This repository contains accompanying data and code for the paper (Findings of EMNLP 2024).
We present our trauma event dataset TRACE (Trauma Event Recognition Across Contextual Environments).
This repository contains csv-files with the final pre-processed and labeled versions of various datasets (see below). Each file contains a text column and a trauma column, with trauma = 1 indicating the presence of a potentially traumatic event.

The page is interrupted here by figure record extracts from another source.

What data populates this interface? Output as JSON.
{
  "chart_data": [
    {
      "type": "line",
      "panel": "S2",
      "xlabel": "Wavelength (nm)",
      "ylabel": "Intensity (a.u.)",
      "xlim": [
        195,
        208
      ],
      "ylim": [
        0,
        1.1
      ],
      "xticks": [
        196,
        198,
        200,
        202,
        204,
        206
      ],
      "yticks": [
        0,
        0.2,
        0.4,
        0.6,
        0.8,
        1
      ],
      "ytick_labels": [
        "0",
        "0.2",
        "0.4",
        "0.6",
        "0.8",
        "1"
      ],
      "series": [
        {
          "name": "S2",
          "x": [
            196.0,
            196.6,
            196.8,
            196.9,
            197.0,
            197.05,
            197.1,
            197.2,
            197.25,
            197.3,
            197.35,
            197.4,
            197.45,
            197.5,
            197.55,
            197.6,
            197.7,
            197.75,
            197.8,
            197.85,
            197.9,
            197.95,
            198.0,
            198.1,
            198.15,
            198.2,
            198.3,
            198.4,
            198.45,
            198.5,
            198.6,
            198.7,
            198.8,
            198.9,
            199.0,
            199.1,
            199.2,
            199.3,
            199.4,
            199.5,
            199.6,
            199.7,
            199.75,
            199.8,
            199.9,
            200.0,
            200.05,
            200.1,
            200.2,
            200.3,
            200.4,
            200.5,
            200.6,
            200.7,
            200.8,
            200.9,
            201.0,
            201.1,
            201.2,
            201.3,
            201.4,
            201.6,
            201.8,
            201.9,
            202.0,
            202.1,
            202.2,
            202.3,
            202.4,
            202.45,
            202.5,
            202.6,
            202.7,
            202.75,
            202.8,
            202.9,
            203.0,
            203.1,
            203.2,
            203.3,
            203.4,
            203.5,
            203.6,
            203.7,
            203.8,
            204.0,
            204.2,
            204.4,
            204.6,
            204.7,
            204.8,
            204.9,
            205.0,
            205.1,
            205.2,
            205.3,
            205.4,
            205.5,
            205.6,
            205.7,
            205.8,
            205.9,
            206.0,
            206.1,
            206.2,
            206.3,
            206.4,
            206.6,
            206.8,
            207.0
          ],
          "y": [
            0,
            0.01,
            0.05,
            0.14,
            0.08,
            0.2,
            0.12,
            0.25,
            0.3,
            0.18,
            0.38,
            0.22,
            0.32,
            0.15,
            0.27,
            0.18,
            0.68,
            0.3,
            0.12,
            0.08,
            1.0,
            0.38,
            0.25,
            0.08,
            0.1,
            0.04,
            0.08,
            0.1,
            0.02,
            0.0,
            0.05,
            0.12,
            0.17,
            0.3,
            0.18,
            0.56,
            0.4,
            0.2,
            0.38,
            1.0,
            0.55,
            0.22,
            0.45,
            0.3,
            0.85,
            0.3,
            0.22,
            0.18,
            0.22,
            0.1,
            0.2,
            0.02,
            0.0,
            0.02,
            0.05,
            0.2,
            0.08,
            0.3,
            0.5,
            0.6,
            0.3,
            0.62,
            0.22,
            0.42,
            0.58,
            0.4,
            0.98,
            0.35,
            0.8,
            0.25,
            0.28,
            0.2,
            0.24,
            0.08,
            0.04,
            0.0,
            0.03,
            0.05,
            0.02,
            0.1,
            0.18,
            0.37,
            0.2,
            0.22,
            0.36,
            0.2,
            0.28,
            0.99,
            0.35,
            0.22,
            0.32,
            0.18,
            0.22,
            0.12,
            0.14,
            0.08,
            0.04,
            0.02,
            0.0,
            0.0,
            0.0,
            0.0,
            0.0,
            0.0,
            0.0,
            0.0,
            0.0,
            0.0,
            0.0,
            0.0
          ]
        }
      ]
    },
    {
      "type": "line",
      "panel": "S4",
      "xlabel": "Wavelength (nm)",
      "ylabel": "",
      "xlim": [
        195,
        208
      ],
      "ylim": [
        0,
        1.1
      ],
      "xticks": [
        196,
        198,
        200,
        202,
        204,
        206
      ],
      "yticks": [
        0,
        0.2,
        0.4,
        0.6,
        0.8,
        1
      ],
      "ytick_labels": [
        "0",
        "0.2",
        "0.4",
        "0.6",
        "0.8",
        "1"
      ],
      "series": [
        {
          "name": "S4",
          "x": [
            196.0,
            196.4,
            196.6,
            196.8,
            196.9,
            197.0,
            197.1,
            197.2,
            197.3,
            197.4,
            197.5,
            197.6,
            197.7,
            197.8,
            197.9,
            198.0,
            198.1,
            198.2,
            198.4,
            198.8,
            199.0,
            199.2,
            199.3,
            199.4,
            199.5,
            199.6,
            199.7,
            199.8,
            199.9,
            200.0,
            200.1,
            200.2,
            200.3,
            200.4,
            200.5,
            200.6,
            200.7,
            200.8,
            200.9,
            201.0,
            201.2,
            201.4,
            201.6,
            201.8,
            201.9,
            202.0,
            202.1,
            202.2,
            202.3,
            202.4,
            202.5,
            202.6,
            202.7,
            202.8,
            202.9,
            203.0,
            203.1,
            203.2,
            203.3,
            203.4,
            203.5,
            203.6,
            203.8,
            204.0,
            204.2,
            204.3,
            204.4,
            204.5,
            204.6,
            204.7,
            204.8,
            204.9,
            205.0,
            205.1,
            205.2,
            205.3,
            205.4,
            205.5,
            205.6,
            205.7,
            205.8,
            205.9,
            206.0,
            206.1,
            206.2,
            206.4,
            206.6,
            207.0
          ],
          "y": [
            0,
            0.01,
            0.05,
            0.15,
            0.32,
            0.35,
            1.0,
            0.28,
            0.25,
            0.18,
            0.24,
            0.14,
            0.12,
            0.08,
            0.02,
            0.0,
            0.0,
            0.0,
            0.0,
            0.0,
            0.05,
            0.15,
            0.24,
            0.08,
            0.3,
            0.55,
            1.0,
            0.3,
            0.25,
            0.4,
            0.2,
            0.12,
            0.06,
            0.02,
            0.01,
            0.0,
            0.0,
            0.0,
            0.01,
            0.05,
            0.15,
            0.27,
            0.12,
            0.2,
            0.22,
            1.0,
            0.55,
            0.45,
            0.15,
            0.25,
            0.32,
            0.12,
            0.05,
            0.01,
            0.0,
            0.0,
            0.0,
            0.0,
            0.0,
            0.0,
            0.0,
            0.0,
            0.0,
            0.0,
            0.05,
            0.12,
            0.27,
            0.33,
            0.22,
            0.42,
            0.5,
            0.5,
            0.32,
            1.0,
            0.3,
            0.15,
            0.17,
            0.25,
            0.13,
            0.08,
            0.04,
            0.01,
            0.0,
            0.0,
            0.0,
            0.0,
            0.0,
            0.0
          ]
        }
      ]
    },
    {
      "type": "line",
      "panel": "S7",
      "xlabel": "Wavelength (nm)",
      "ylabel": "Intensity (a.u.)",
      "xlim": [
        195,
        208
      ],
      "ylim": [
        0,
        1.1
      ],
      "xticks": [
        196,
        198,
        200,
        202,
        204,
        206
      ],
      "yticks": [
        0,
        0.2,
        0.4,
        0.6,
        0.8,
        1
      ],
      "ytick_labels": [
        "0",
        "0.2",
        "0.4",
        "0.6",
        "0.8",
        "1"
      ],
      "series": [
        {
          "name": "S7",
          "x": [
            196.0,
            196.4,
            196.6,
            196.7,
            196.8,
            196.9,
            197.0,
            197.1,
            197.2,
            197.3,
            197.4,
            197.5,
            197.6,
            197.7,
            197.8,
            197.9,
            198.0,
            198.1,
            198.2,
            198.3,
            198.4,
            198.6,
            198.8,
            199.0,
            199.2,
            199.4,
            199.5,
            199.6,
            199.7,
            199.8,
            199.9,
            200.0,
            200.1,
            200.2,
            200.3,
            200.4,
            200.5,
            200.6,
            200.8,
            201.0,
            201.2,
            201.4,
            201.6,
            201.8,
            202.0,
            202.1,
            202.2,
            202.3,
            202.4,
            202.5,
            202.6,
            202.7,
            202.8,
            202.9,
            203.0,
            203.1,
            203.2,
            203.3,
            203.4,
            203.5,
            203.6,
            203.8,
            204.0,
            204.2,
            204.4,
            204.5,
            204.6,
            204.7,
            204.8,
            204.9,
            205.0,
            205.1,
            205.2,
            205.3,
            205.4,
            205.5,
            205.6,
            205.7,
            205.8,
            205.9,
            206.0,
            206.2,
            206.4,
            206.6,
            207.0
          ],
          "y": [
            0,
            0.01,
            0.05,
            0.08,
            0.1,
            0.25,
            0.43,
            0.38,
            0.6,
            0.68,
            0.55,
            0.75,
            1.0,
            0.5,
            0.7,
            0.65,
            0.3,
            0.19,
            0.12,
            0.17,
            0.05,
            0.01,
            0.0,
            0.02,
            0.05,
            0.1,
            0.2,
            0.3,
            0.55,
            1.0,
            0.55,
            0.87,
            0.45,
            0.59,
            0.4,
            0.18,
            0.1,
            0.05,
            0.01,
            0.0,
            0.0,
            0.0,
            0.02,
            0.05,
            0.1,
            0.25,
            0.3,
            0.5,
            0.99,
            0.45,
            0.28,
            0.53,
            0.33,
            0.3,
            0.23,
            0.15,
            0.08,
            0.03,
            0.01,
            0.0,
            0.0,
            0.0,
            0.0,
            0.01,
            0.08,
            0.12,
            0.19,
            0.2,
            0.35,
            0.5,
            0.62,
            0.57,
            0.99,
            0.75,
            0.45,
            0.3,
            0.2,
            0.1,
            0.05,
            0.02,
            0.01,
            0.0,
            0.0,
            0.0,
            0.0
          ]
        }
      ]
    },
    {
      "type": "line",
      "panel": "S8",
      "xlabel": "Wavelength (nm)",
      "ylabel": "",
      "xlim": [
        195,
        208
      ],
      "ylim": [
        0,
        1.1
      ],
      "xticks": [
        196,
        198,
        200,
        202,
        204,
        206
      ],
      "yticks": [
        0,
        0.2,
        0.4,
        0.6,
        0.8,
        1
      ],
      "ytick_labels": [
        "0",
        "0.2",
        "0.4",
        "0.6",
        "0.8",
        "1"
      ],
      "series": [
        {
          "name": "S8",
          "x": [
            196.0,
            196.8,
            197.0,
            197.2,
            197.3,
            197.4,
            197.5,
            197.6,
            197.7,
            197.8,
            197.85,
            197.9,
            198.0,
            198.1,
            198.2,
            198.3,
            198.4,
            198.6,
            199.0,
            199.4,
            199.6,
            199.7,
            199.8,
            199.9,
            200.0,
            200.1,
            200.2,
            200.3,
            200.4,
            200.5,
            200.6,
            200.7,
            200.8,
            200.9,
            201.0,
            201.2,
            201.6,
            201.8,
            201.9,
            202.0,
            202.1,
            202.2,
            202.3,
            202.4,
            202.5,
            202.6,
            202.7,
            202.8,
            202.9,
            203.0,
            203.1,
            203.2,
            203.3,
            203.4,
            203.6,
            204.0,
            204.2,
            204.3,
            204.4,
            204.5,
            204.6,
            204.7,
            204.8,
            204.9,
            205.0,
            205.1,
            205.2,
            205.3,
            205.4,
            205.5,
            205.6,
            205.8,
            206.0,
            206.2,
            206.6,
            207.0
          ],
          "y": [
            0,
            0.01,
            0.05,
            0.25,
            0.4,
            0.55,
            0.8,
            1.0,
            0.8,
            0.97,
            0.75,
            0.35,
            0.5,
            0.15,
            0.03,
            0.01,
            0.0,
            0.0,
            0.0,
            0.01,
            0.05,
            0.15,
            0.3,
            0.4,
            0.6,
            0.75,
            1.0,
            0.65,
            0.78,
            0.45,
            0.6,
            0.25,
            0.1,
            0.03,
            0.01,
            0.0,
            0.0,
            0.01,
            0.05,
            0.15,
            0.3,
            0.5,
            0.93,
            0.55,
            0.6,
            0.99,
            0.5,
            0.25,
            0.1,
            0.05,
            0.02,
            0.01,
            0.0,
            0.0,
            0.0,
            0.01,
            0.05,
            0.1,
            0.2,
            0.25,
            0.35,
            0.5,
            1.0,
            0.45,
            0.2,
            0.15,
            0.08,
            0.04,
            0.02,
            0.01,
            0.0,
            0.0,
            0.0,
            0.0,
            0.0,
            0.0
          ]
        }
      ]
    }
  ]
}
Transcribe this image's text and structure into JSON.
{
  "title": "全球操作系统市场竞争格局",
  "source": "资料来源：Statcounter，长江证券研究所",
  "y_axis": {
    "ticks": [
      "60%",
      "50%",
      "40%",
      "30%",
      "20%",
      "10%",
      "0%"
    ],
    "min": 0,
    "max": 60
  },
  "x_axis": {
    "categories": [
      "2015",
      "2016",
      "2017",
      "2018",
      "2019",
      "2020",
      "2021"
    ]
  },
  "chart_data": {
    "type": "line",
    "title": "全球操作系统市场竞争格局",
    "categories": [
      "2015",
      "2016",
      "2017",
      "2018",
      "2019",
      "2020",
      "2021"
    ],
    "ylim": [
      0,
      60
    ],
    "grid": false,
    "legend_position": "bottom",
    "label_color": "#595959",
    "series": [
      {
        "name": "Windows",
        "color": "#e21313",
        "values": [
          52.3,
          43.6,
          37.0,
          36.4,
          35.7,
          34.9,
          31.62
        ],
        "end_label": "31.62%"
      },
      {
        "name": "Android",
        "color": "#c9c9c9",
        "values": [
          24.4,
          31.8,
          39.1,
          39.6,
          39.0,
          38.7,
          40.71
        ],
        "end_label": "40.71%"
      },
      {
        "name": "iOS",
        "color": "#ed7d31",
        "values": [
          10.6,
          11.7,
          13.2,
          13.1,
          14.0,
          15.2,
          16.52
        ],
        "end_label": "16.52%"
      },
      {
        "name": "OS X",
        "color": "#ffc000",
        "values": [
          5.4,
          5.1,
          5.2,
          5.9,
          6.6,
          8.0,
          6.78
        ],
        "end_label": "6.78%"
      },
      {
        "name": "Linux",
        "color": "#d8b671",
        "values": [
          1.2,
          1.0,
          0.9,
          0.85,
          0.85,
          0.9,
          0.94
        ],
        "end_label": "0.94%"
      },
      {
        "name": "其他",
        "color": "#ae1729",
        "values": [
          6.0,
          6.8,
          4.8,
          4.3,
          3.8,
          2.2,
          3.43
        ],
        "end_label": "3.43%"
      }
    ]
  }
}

Samples were randomly selected from the following sources:
- Genocide Transcript Corpus (Schirmer et al., 2023): https://github.com/MiriamSchirmer/genocide-transcript-corpus
- Reddit Mental Health Dataset (Low et al., 2020): https://zenodo.org/records/3941387
- Mental Health Counseling Conversations (Amod, 2024): https://huggingface.co/datasets/Amod/mental_health_counseling_conversations
- Incel Forum Dataset (Matter et al., 2024): https://www.frontiersin.org/journals/social-psychology/articles/10.3389/frsps.2024.1383152/full
All source datasets were pre-processed to ensure comparability for our trauma detection task. Due to their varied origins, the samples from each dataset differ in size, with instances ranging from single-word sentences to more elaborate descriptions of events and personal thoughts across all datasets. For compatibility with the BERT-architecture, we split instances exceeding the 512-token limit into smaller segments.